NathanSkene / EWCE

Expression Weighted Celltype Enrichment. See the package website for up-to-date instructions on usage.
https://nathanskene.github.io/EWCE/index.html
53 stars 25 forks source link

Get it working with large input matrices. #8

Closed NathanSkene closed 2 years ago

prashanthsama1 commented 4 years ago

Hi ,

Thanks for the great package.

I am interested to know if there are any updates regarding this issue. As I recently started working with a large dataset and ran into some error because of large matrix file.

NathanSkene commented 4 years ago

Thanks for filing an issue! We're working on pushing a new version of the generate.celltype.data function now which should better handle large matrixes and run faster. Will be a few more days before it's pushed to master though!

marieniemi commented 4 years ago

Hello Nathan,

Thanks for the package! I'm also trying to use this on a large dataset, and appear to be experiencing an issue related to dataset size.

When using either the drop.uninformative.genes or generate.celltype.data, it runs for about 4 seconds and then outputs an error:

Error in asMethod(object) :
Cholmod error 'problem too large' at file ../Core/cholmod_dense.c, line 105

My file size is 4.1G. The max mem on my VM is 98.3G, so I wonder if it's trying to reserve more memory than is available. Would you recommend increasing VM mem? On a test file 59M the program works well, it's only with this larger file that I am experiencing issues.

Is this related to the same issue that prashanthsama1 raised, or should I raise a new issue? The version I'm using is f840d130d3c105542753b3a99f4bdf762af50167

NathanSkene commented 4 years ago

Hi @marieniemi, still haven't gotten around to 'packaging' the functions for large matrices (sorry, trying to get my lab up and running). For now, convert the matrix to a sparse matrix then get the means with this approach (https://github.com/NathanSkene/EWCE/issues/13), then just divide each row by its sum: that's the specificity matrix. I'll need to think about the drop.uninformative.genes function, should be a way to get that working with large matrices as well (at simplest level, could just drop those with too few reads).

marieniemi commented 4 years ago

Thanks, Nathan! And congrats on the new lab

kleurless commented 4 years ago

I'm running into the same problem. @NathanSkene what exactly do you mean when you say "get the means"? Get the mean expression of each gene per cell type, and then divide each of those mean expressions by the sum of the gene expression of all cells? Besides this, do you build the specificity matrix based on the raw or normalized and the log-transformed expression? I can't find it in the documentation

bschilder commented 3 years ago

Hi there,

I seem to be running into the same issue at both steps, even though my matrix is already sparse. I'm using the expression matrix from the Linnaerson developmental mouse brain dataset (LaManno2020).

Same error occurs on both HPC (qsub -I -l select=01:ncpus=8:mem=96gb -l walltime=08:00:00) and the Threadripper (64 cores).

> exp_drop <- EWCE::drop.uninformative.genes(exp=X,
                                            # Must be a factor
                                            level2annot =as.factor(meta[[level2]]))
Error in asMethod(object) : 
  Cholmod error 'problem too large' at file ../Core/cholmod_dense.c, line 102

Checking matrix info:

> dim(X)
[1]  16474 510193

> class(X)
[1] "dgRMatrix"
attr(,"package")
[1] "Matrix"
bschilder commented 3 years ago

I've developed a DelayedArray implementation of both functions that were running into memory allocation issues.

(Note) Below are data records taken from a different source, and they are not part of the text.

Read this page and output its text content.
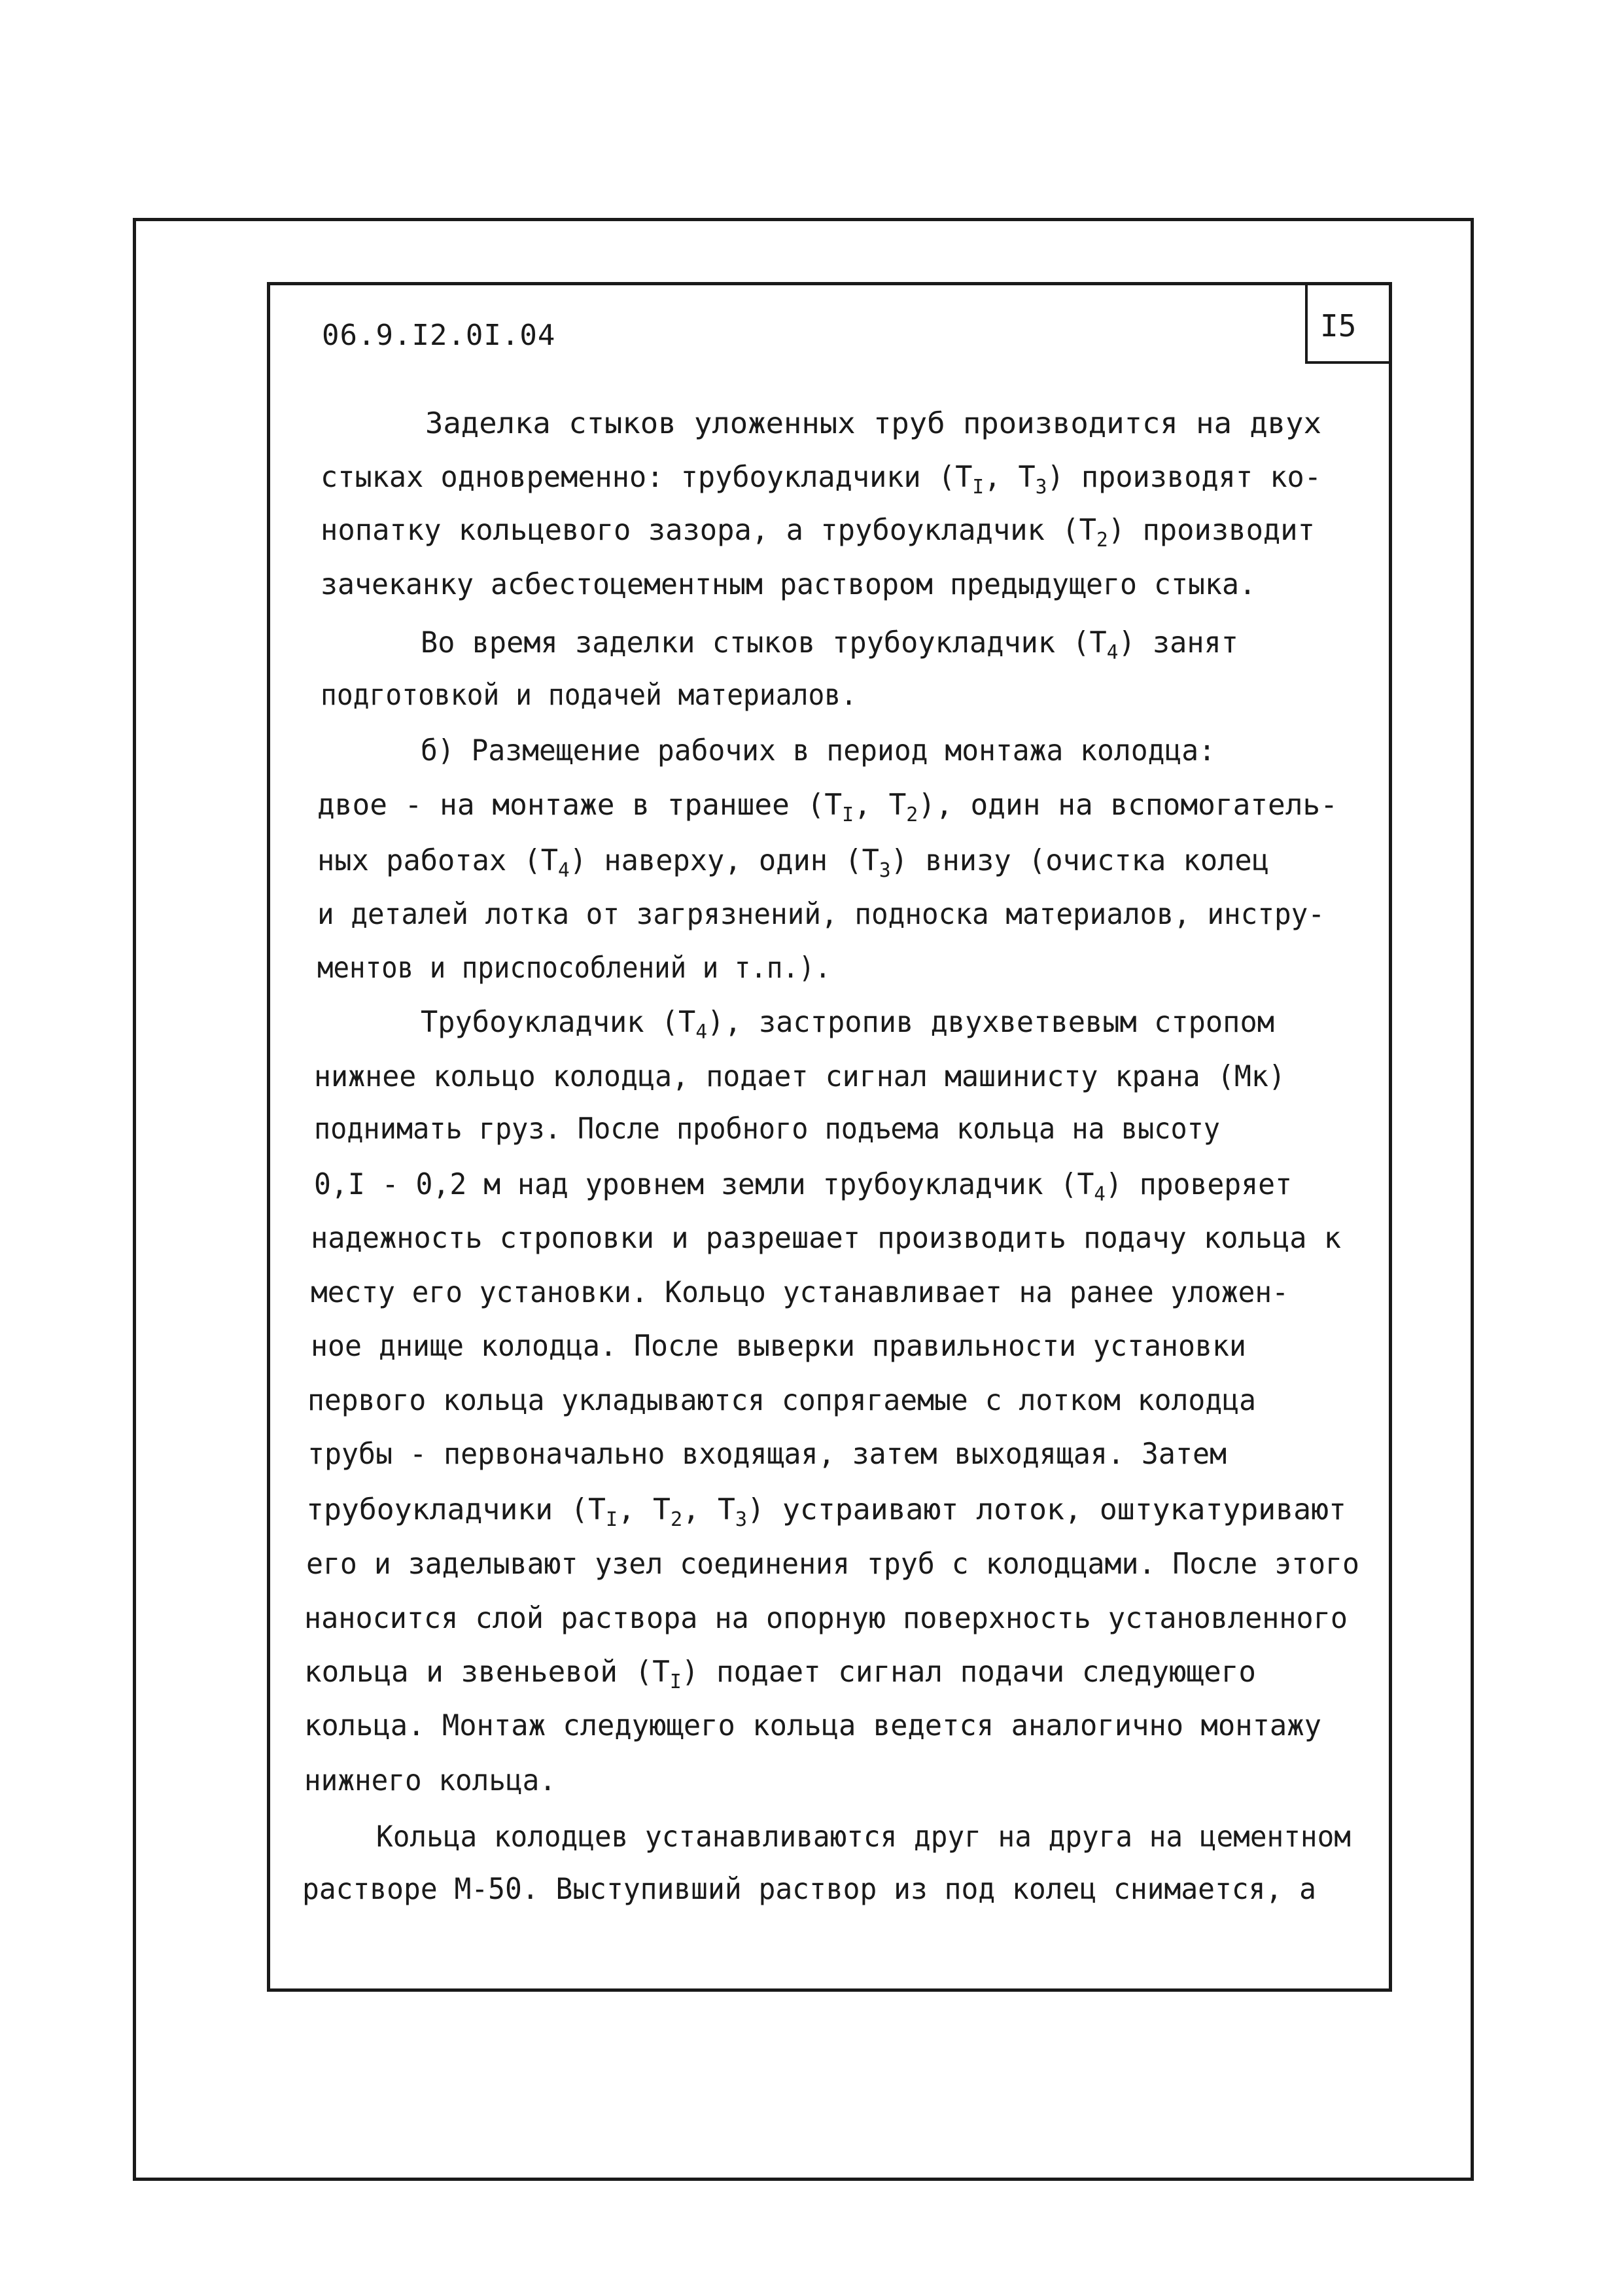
06.9.I2.0I.04	I5
Заделка стыков уложенных труб производится на двух
стыках одновременно: трубоукладчики ($Т_I$, $Т_3$) производят ко-
нопатку кольцевого зазора, а трубоукладчик $(Т_2)$ производит
зачеканку асбестоцементным раствором предыдущего стыка.
Во время заделки стыков трубоукладчик $(Т_4)$ занят
подготовкой и подачей материалов.
б) Размещение рабочих в период монтажа колодца:
двое - на монтаже в траншее ($Т_I$, $Т_2$), один на вспомогатель-
ных работах $(Т_4)$ наверху, один $(Т_3)$ внизу (очистка колец
и деталей лотка от загрязнений, подноска материалов, инстру-
ментов и приспособлений и т.п.).
Трубоукладчик $(Т_4)$, застропив двухветвевым стропом
нижнее кольцо колодца, подает сигнал машинисту крана (Мк)
поднимать груз. После пробного подъема кольца на высоту
0,I - 0,2 м над уровнем земли трубоукладчик $(Т_4)$ проверяет
надежность строповки и разрешает производить подачу кольца к
месту его установки. Кольцо устанавливает на ранее уложен-
ное днище колодца. После выверки правильности установки
первого кольца укладываются сопрягаемые с лотком колодца
трубы - первоначально входящая, затем выходящая. Затем
трубоукладчики ($Т_I$, $Т_2$, $Т_3$) устраивают лоток, оштукатуривают
его и заделывают узел соединения труб с колодцами. После этого
наносится слой раствора на опорную поверхность установленного
кольца и звеньевой $(Т_I)$ подает сигнал подачи следующего
кольца. Монтаж следующего кольца ведется аналогично монтажу
нижнего кольца.
Кольца колодцев устанавливаются друг на друга на цементном
растворе М-50. Выступивший раствор из под колец снимается, а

Basically, it solves this problem by chunking the matrix and parallelizing operations across these chunks.

drop.uninformative.genes()

generate.celltype.data()

See pull request here, which includes various other enhancements and new helper functions.

malosreet commented 2 years ago

Hello! Thank you for making a solution that will work for large datasets. Should I install a specific branch from Github to get this version? Which branch should I use?

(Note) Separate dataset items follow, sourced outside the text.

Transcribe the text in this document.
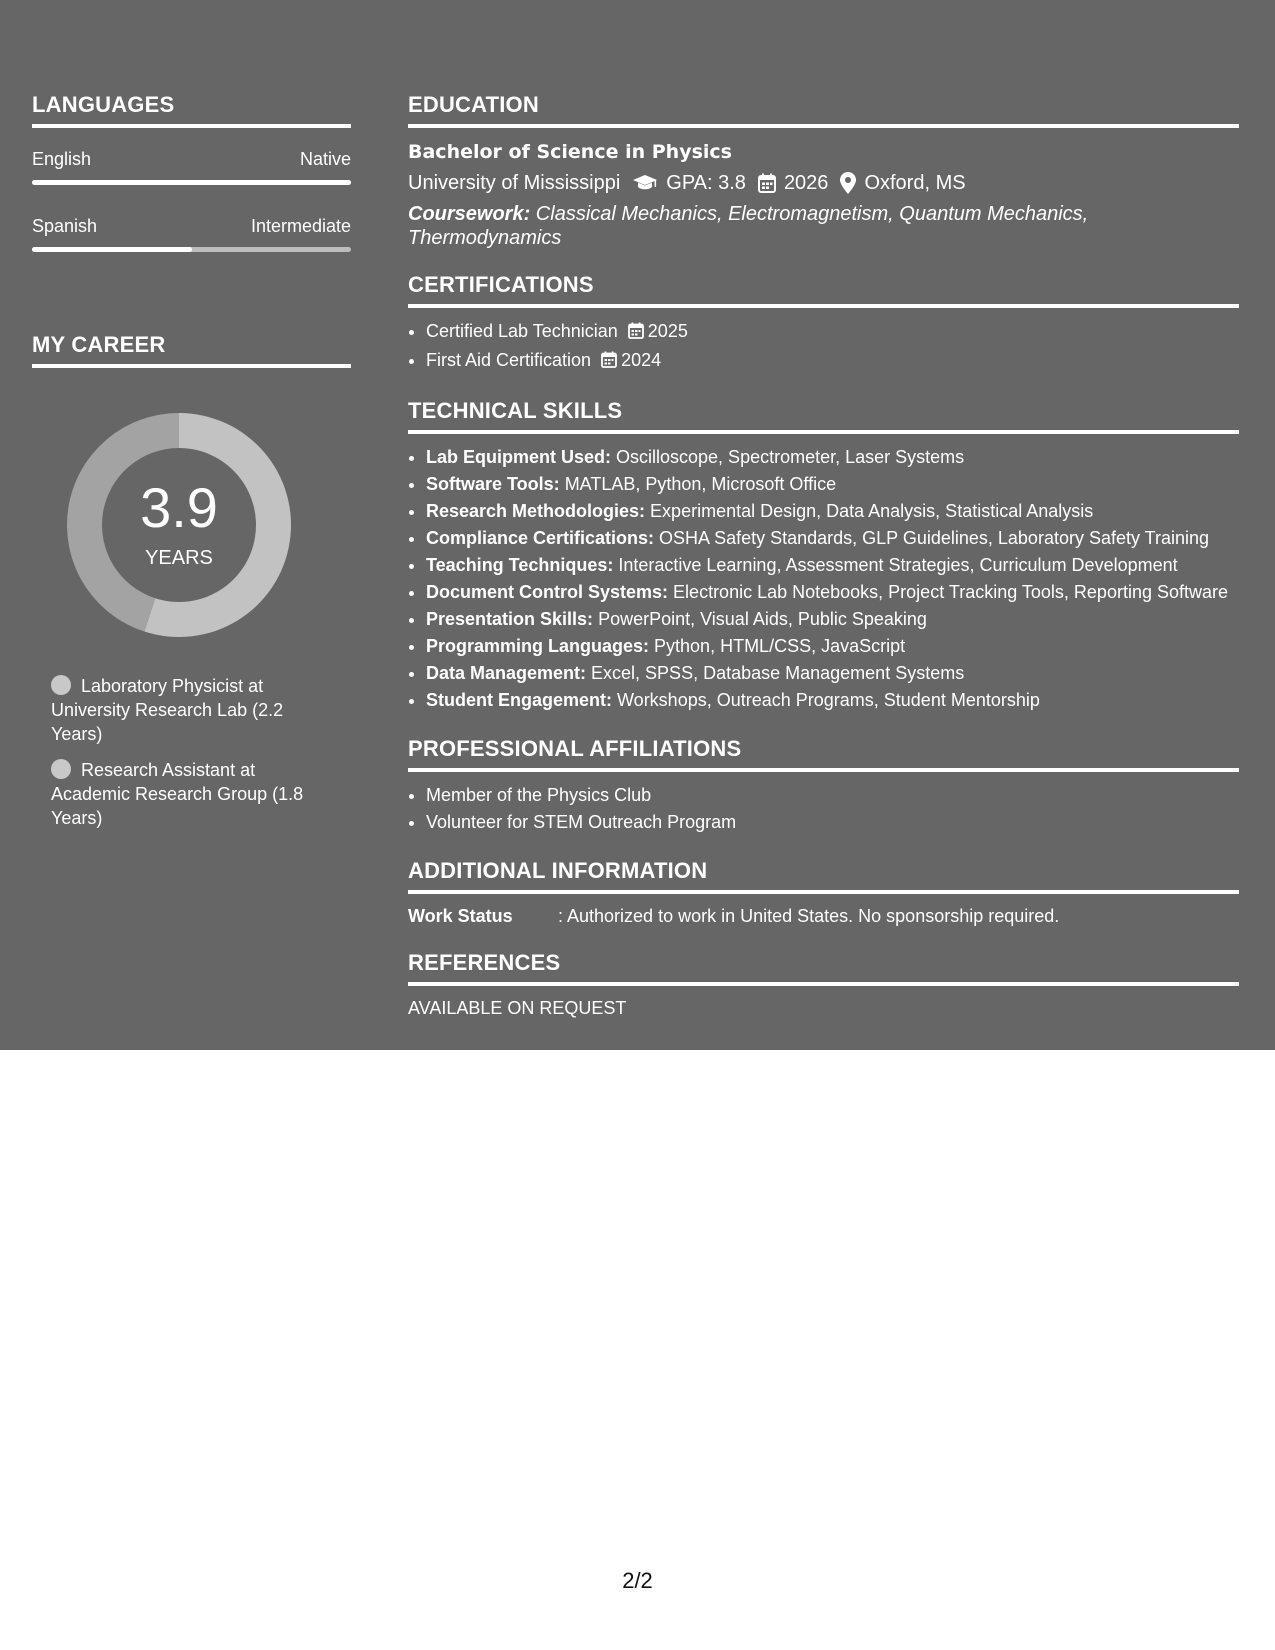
LANGUAGES
English	Native
Spanish	Intermediate
MY CAREER
3.9
YEARS
Laboratory Physicist at University Research Lab (2.2 Years)
Research Assistant at Academic Research Group (1.8 Years)
EDUCATION
Bachelor of Science in Physics
University of Mississippi GPA: 3.8 2026 Oxford, MS
Coursework: Classical Mechanics, Electromagnetism, Quantum Mechanics, Thermodynamics
CERTIFICATIONS
• Certified Lab Technician 2025
• First Aid Certification 2024
TECHNICAL SKILLS
• Lab Equipment Used: Oscilloscope, Spectrometer, Laser Systems
• Software Tools: MATLAB, Python, Microsoft Office
• Research Methodologies: Experimental Design, Data Analysis, Statistical Analysis
• Compliance Certifications: OSHA Safety Standards, GLP Guidelines, Laboratory Safety Training
• Teaching Techniques: Interactive Learning, Assessment Strategies, Curriculum Development
• Document Control Systems: Electronic Lab Notebooks, Project Tracking Tools, Reporting Software
• Presentation Skills: PowerPoint, Visual Aids, Public Speaking
• Programming Languages: Python, HTML/CSS, JavaScript
• Data Management: Excel, SPSS, Database Management Systems
• Student Engagement: Workshops, Outreach Programs, Student Mentorship
PROFESSIONAL AFFILIATIONS
• Member of the Physics Club
• Volunteer for STEM Outreach Program
ADDITIONAL INFORMATION
Work Status	: Authorized to work in United States. No sponsorship required.
REFERENCES
AVAILABLE ON REQUEST
2/2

bschilder commented 2 years ago

Hi @malosreet, this is currently implemented in the bschilder_dev branch. So you would install it with

remotes::install_github("NathanSkene/EWCE@bschilder_dev")

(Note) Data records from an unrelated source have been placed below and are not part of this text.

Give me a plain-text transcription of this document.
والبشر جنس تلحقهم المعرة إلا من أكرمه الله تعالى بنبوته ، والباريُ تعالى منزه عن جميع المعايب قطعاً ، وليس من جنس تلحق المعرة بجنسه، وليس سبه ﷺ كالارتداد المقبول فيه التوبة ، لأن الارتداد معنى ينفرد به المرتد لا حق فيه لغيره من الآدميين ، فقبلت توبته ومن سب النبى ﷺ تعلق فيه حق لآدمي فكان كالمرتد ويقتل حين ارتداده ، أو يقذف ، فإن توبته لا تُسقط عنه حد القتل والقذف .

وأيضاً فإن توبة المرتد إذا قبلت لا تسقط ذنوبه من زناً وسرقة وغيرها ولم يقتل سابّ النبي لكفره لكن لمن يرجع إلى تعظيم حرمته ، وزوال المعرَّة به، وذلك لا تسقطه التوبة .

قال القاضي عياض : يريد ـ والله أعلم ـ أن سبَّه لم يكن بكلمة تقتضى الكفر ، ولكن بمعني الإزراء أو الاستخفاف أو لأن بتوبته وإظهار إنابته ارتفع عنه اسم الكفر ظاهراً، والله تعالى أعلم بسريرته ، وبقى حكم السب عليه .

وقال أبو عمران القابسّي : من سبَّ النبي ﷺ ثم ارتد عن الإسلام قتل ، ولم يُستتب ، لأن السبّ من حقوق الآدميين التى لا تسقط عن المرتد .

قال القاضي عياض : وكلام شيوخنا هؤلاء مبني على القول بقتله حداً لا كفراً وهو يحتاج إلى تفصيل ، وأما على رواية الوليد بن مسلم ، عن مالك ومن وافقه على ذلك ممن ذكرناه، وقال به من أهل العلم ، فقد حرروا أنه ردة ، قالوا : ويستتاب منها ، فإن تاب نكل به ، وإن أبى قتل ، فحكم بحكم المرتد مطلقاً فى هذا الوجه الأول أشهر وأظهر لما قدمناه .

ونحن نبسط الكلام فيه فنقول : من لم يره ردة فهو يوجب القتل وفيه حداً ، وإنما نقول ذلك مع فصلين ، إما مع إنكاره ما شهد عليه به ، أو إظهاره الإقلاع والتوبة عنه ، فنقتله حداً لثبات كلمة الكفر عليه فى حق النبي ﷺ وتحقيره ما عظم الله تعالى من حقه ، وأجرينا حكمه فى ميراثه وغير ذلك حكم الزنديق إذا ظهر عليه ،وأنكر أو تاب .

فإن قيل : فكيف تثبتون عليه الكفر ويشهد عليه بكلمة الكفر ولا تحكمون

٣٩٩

The one caveat atm is that you need to first store your sc dataset as an HDF5SummarizedExperiment because this will prevent the entire dataset from being realised into memory at once. scKirby, another tool from our group, should be able to help with this conversion process (tho it's still in alpha devel so hasn't been tested extensively just yet!).

We plan to merge with this with the master branch very soon.